Dólar firme aguardando enxurrada de dados; libra desaba com desemprego batendo recorde em 5 anos

Fala, galera. O dólar tá firme hoje enquanto o mercado volta de feriado (segundona sem os velhos) e se prepara pra uma semana cheia de dados macro. A libra e o dólar canadense tão no foco depois dos números ruins.

O cenário:

Dólar Index (DXY): Subiu 0,3% pra 97,24. Mais um dia, mais um gainzinho pro greenback. ING falou que “o dólar estava subvalorizado no curto prazo” e por isso qualquer dia calmo já vira oportunidade pra compra. Tradução: tão comprando dólar na falta de coisa melhor.

Libra (GBP): Sofrendo. Dados de quits rate (pedidos de demissão) bateram o maior nível em 5 anos. Pessoal saindo dos empregos, mercado de trabalho esquentando (ou esfriando, depende do ângulo). BOE deve ficar de olho.

Dólar canadense (CAD): Também no radar, mas sem detalhe específico no texto.

O que esperar:

Amanhã sai a ata do Fed (reunião de janeiro). Lembrando que lá eles mantiveram juros e falaram que risco pra inflação e mercado de trabalho ainda existe. Desde então, payroll e CPI vieram misturados - nada conclusivo.

Hoje tem ADP payrolls (dados de emprego) e Empire Manufacturing (índice industrial de NY). Expectativa é que o Empire caia pros 6 e poucos. Nada empolgante.

Resumo: dólar segurando, libra na lona, todo mundo esperando a ata pra ver se o Fed vai continuar firme ou dar alguma pista de corte.

Alguém tá operando câmbio essa semana ou só esperando os dados pra entrar?

Libra tomando pau porque o britânico finalmente percebeu que trabalhar 60h por semana pra ganhar 2k libras e pagar 80% de imposto não vale a pena. Quits rate nas alturas é sinal de “tô fora dessa ilha”.

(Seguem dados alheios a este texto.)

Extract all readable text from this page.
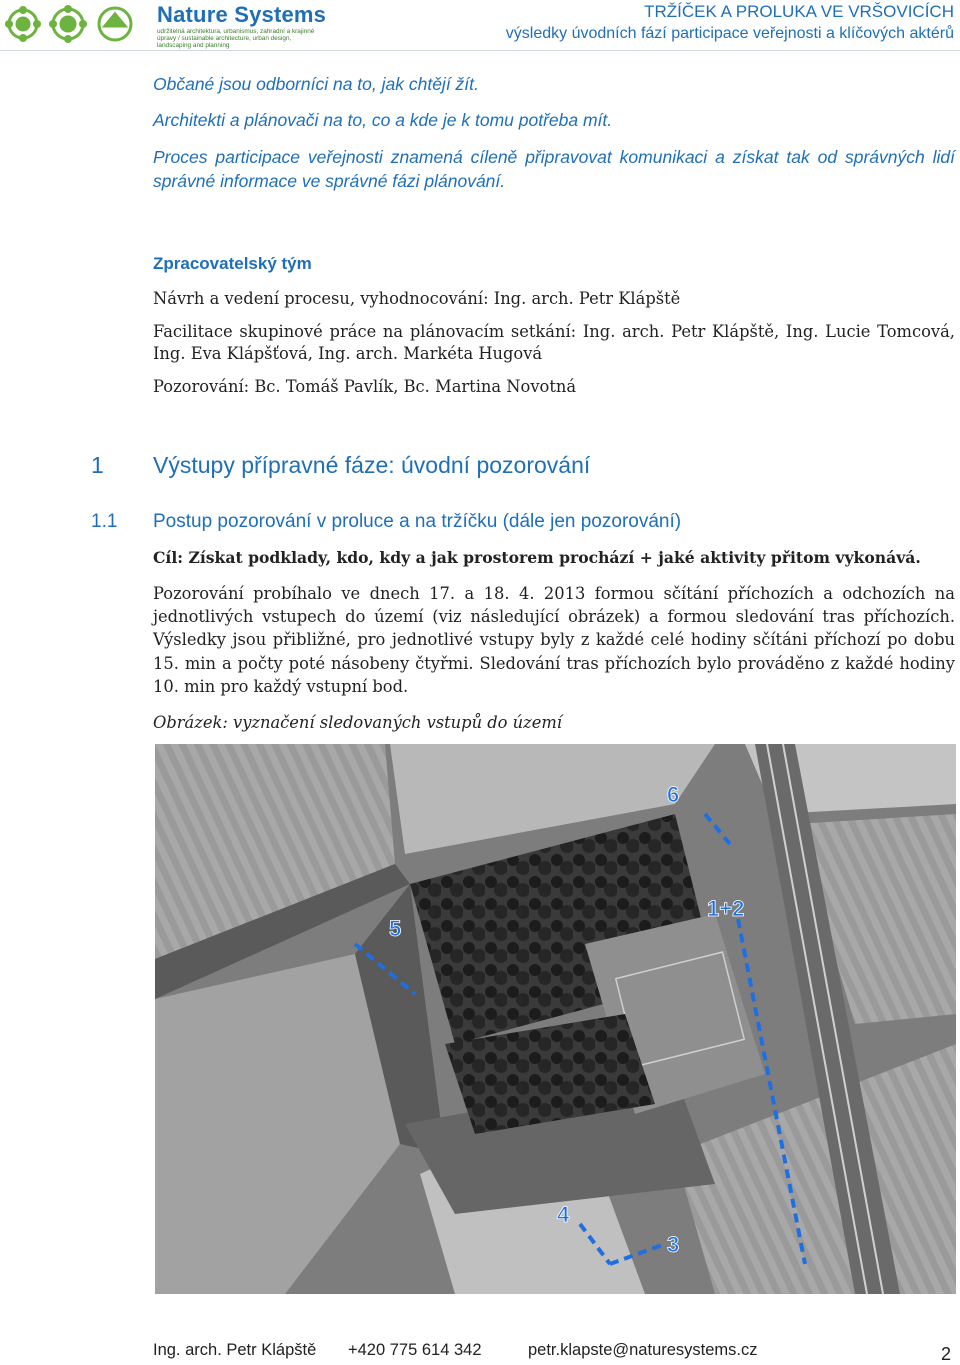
Nature Systems
udržitelná architektura, urbanismus, zahradní a krajinné úpravy / sustainable architecture, urban design, landscaping and planning
TRŽÍČEK A PROLUKA VE VRŠOVICÍCH
výsledky úvodních fází participace veřejnosti a klíčových aktérů
Občané jsou odborníci na to, jak chtějí žít.
Architekti a plánovači na to, co a kde je k tomu potřeba mít.
Proces participace veřejnosti znamená cíleně připravovat komunikaci a získat tak od správných lidí správné informace ve správné fázi plánování.
Zpracovatelský tým
Návrh a vedení procesu, vyhodnocování: Ing. arch. Petr Klápště
Facilitace skupinové práce na plánovacím setkání: Ing. arch. Petr Klápště, Ing. Lucie Tomcová, Ing. Eva Klápšťová, Ing. arch. Markéta Hugová
Pozorování: Bc. Tomáš Pavlík, Bc. Martina Novotná
1 Výstupy přípravné fáze: úvodní pozorování
1.1 Postup pozorování v proluce a na tržíčku (dále jen pozorování)
Cíl: Získat podklady, kdo, kdy a jak prostorem prochází + jaké aktivity přitom vykonává.
Pozorování probíhalo ve dnech 17. a 18. 4. 2013 formou sčítání příchozích a odchozích na jednotlivých vstupech do území (viz následující obrázek) a formou sledování tras příchozích. Výsledky jsou přibližné, pro jednotlivé vstupy byly z každé celé hodiny sčítáni příchozí po dobu 15. min a počty poté násobeny čtyřmi. Sledování tras příchozích bylo prováděno z každé hodiny 10. min pro každý vstupní bod.
Obrázek: vyznačení sledovaných vstupů do území
6
1+2
5
4
3
Ing. arch. Petr Klápště +420 775 614 342	petr.klapste@naturesystems.cz	2
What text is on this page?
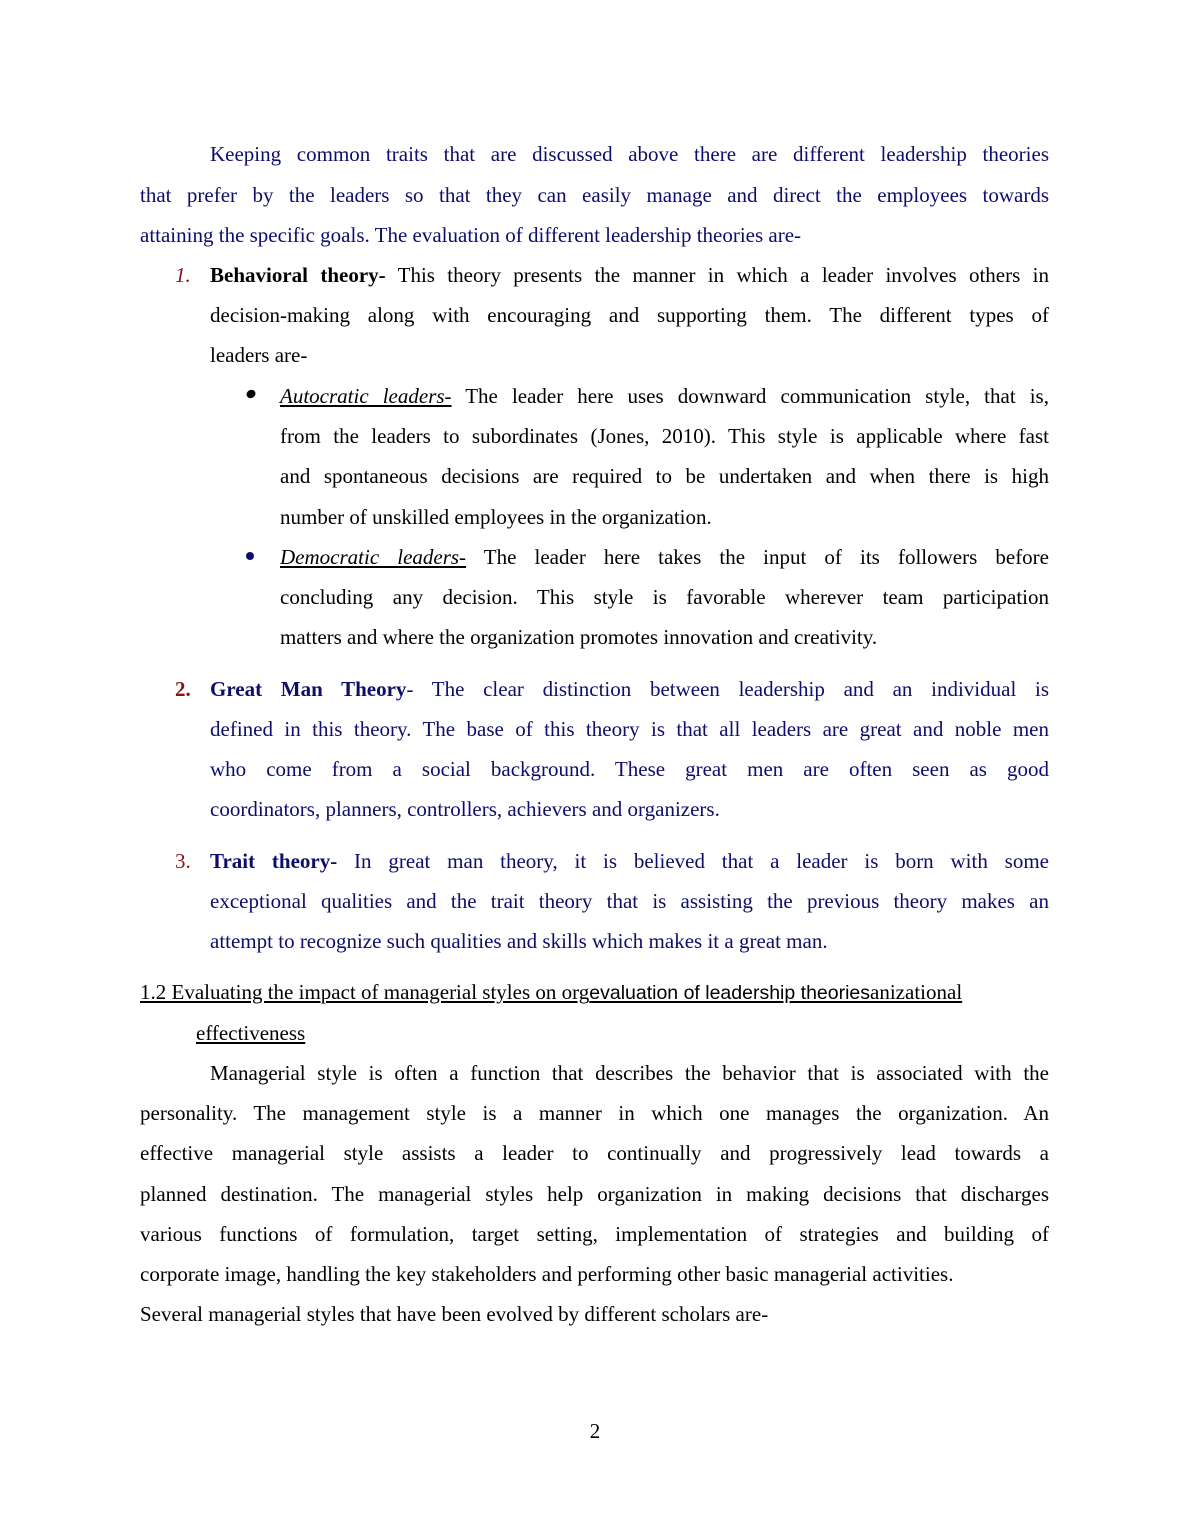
Keeping common traits that are discussed above there are different leadership theories
that prefer by the leaders so that they can easily manage and direct the employees towards
attaining the specific goals. The evaluation of different leadership theories are-
1. Behavioral theory- This theory presents the manner in which a leader involves others in
decision-making along with encouraging and supporting them. The different types of
leaders are-
Autocratic leaders- The leader here uses downward communication style, that is,
from the leaders to subordinates (Jones, 2010). This style is applicable where fast
and spontaneous decisions are required to be undertaken and when there is high
number of unskilled employees in the organization.
Democratic leaders- The leader here takes the input of its followers before
concluding any decision. This style is favorable wherever team participation
matters and where the organization promotes innovation and creativity.
2. Great Man Theory- The clear distinction between leadership and an individual is
defined in this theory. The base of this theory is that all leaders are great and noble men
who come from a social background. These great men are often seen as good
coordinators, planners, controllers, achievers and organizers.
3. Trait theory- In great man theory, it is believed that a leader is born with some
exceptional qualities and the trait theory that is assisting the previous theory makes an
attempt to recognize such qualities and skills which makes it a great man.
1.2 Evaluating the impact of managerial styles on orgevaluation of leadership theoriesanizational
effectiveness
Managerial style is often a function that describes the behavior that is associated with the
personality. The management style is a manner in which one manages the organization. An
effective managerial style assists a leader to continually and progressively lead towards a
planned destination. The managerial styles help organization in making decisions that discharges
various functions of formulation, target setting, implementation of strategies and building of
corporate image, handling the key stakeholders and performing other basic managerial activities.
Several managerial styles that have been evolved by different scholars are-
2
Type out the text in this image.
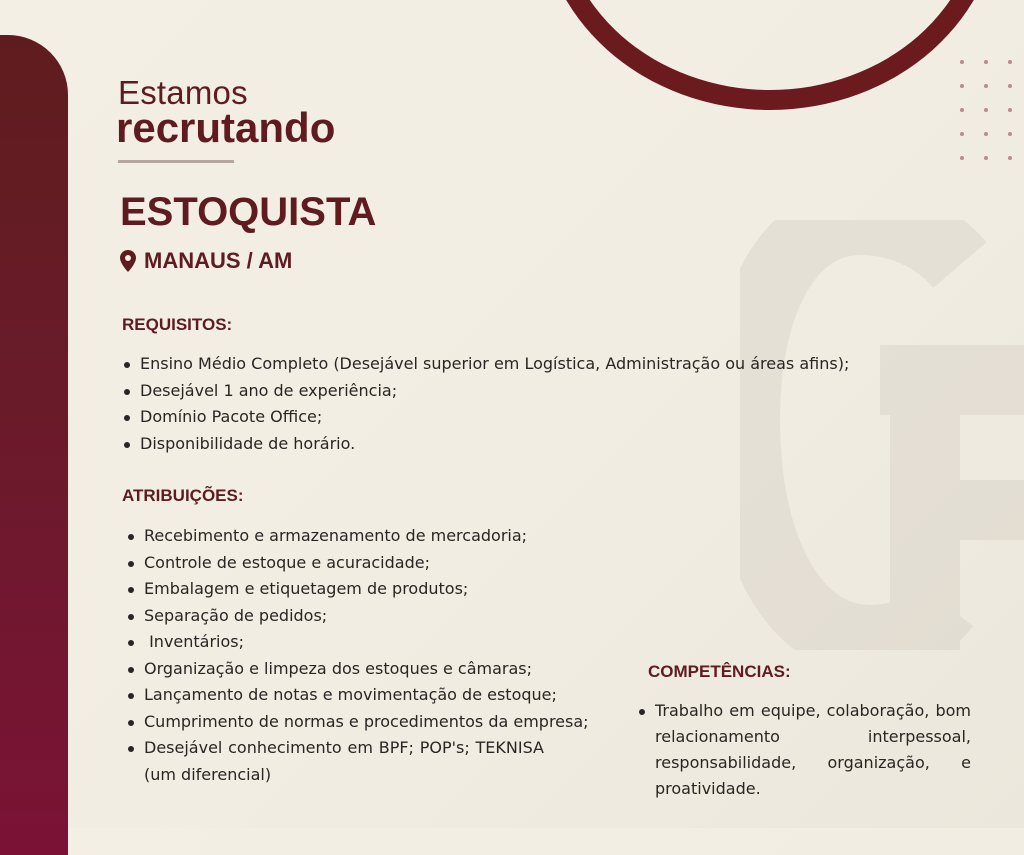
Estamos
recrutando
ESTOQUISTA
MANAUS / AM
REQUISITOS:
Ensino Médio Completo (Desejável superior em Logística, Administração ou áreas afins);
Desejável 1 ano de experiência;
Domínio Pacote Office;
Disponibilidade de horário.
ATRIBUIÇÕES:
Recebimento e armazenamento de mercadoria;
Controle de estoque e acuracidade;
Embalagem e etiquetagem de produtos;
Separação de pedidos;
Inventários;
Organização e limpeza dos estoques e câmaras;
Lançamento de notas e movimentação de estoque;
Cumprimento de normas e procedimentos da empresa;
Desejável conhecimento em BPF; POP's; TEKNISA (um diferencial)
COMPETÊNCIAS:
Trabalho em equipe, colaboração, bom relacionamento interpessoal, responsabilidade, organização, e proatividade.
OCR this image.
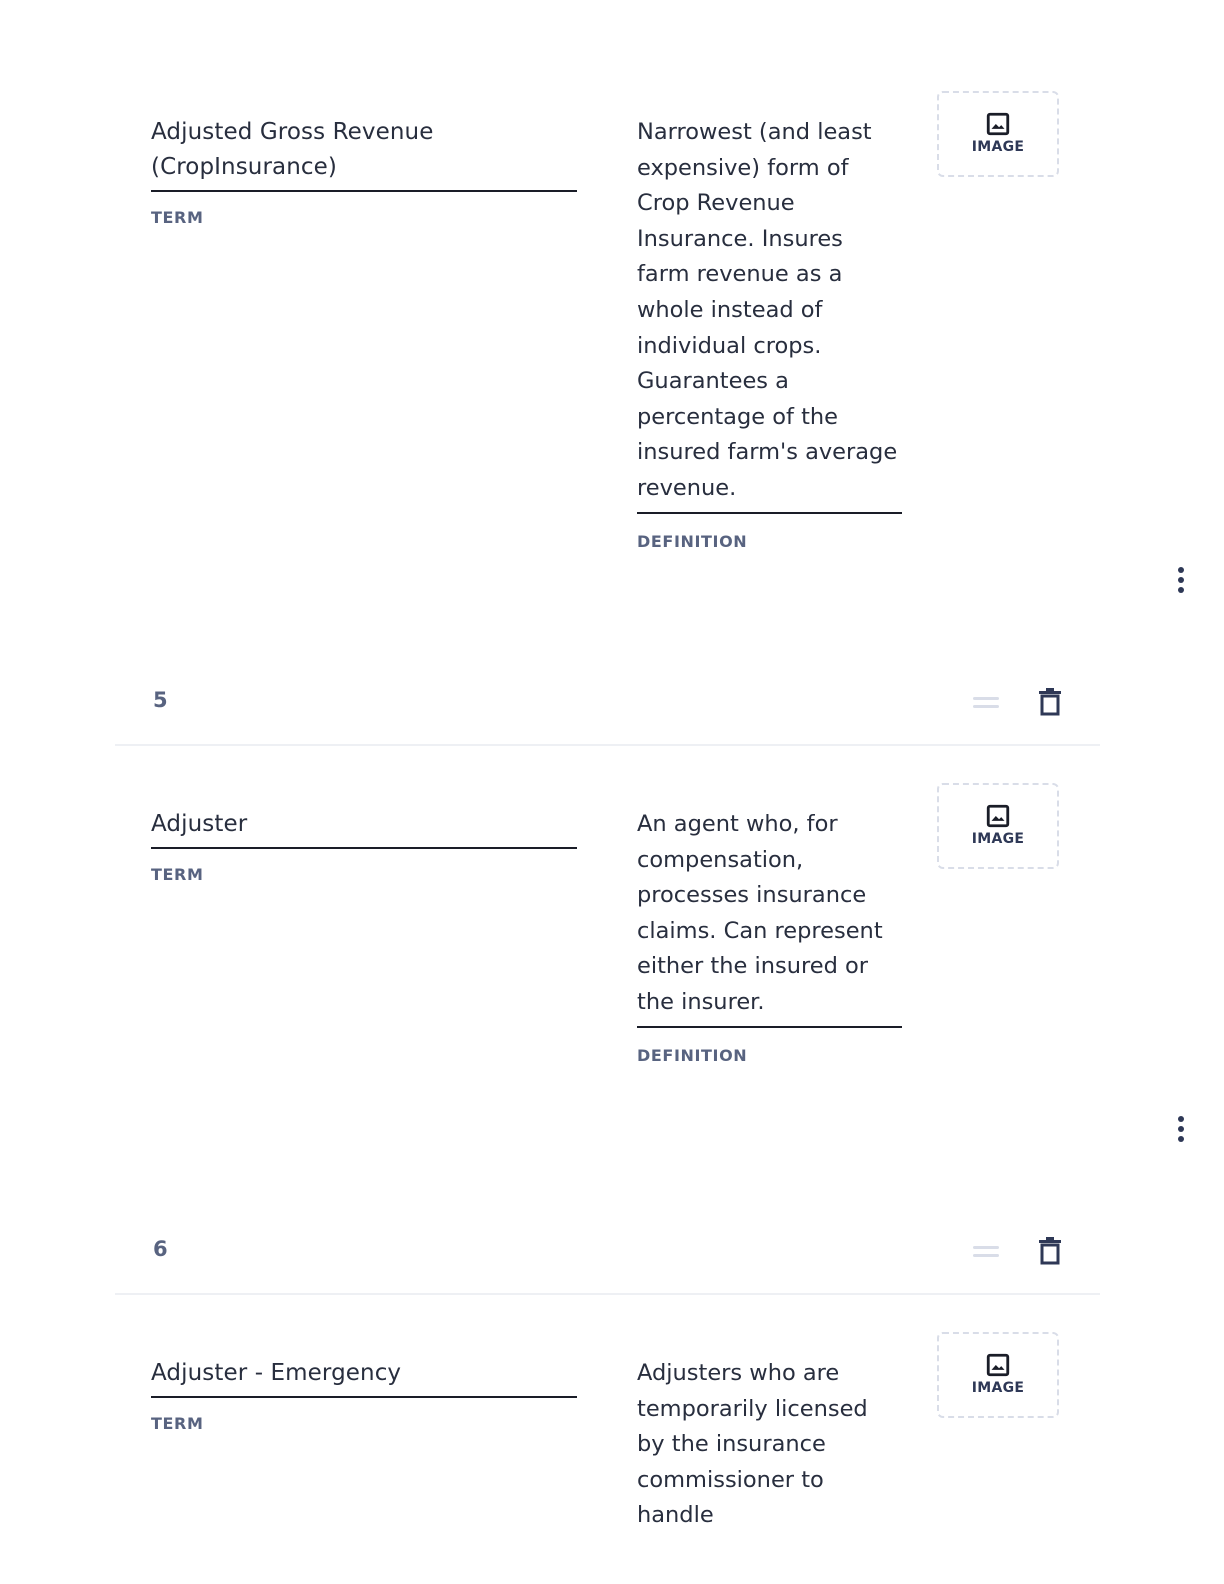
Adjusted Gross Revenue (CropInsurance)
TERM
Narrowest (and least expensive) form of Crop Revenue Insurance. Insures farm revenue as a whole instead of individual crops. Guarantees a percentage of the insured farm's average revenue.
DEFINITION
IMAGE
5
Adjuster
TERM
An agent who, for compensation, processes insurance claims. Can represent either the insured or the insurer.
DEFINITION
IMAGE
6
Adjuster - Emergency
TERM
Adjusters who are temporarily licensed by the insurance commissioner to handle
IMAGE
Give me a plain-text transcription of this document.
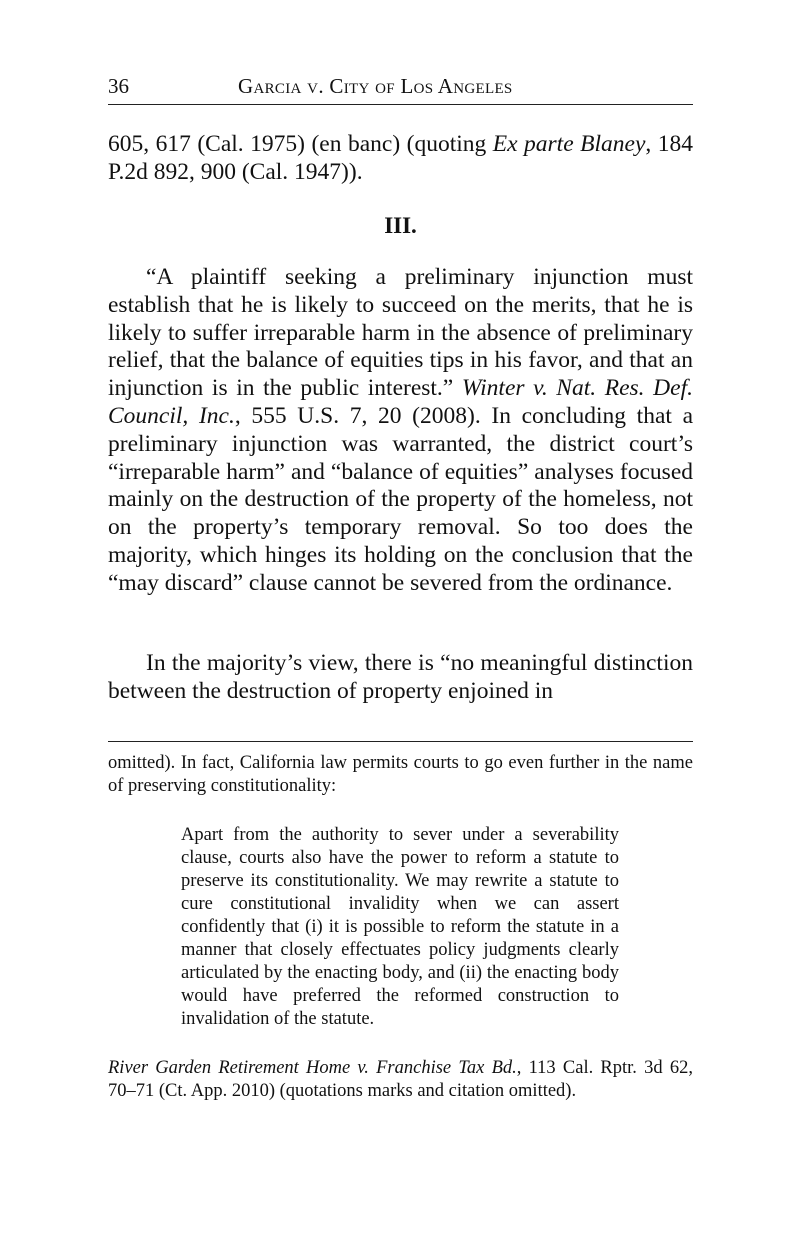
36	Garcia v. City of Los Angeles

605, 617 (Cal. 1975) (en banc) (quoting Ex parte Blaney, 184 P.2d 892, 900 (Cal. 1947)).

III.

“A plaintiff seeking a preliminary injunction must establish that he is likely to succeed on the merits, that he is likely to suffer irreparable harm in the absence of preliminary relief, that the balance of equities tips in his favor, and that an injunction is in the public interest.” Winter v. Nat. Res. Def. Council, Inc., 555 U.S. 7, 20 (2008). In concluding that a preliminary injunction was warranted, the district court’s “irreparable harm” and “balance of equities” analyses focused mainly on the destruction of the property of the homeless, not on the property’s temporary removal. So too does the majority, which hinges its holding on the conclusion that the “may discard” clause cannot be severed from the ordinance.

In the majority’s view, there is “no meaningful distinction between the destruction of property enjoined in

omitted). In fact, California law permits courts to go even further in the name of preserving constitutionality:

Apart from the authority to sever under a severability clause, courts also have the power to reform a statute to preserve its constitutionality. We may rewrite a statute to cure constitutional invalidity when we can assert confidently that (i) it is possible to reform the statute in a manner that closely effectuates policy judgments clearly articulated by the enacting body, and (ii) the enacting body would have preferred the reformed construction to invalidation of the statute.

River Garden Retirement Home v. Franchise Tax Bd., 113 Cal. Rptr. 3d 62, 70–71 (Ct. App. 2010) (quotations marks and citation omitted).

DXY subindo 0.3% num dia de liquidez meia bomba. Isso é movimento técnico ou já tão precificando ata hawkish amanhã? Se vier mais dura que o esperado, 98 é logo ali.

Ata do Fed" é sempre a mesma coisa: “vamos depender dos dados”. Ou seja, não vão falar nada de novo. Mercado vai ler, interpretar do jeito que quiser, e seguir operando. O importante é o tom. Se vier com “progresso na inflação”, é alta. Se vier com “ainda preocupados”, é dólar forte.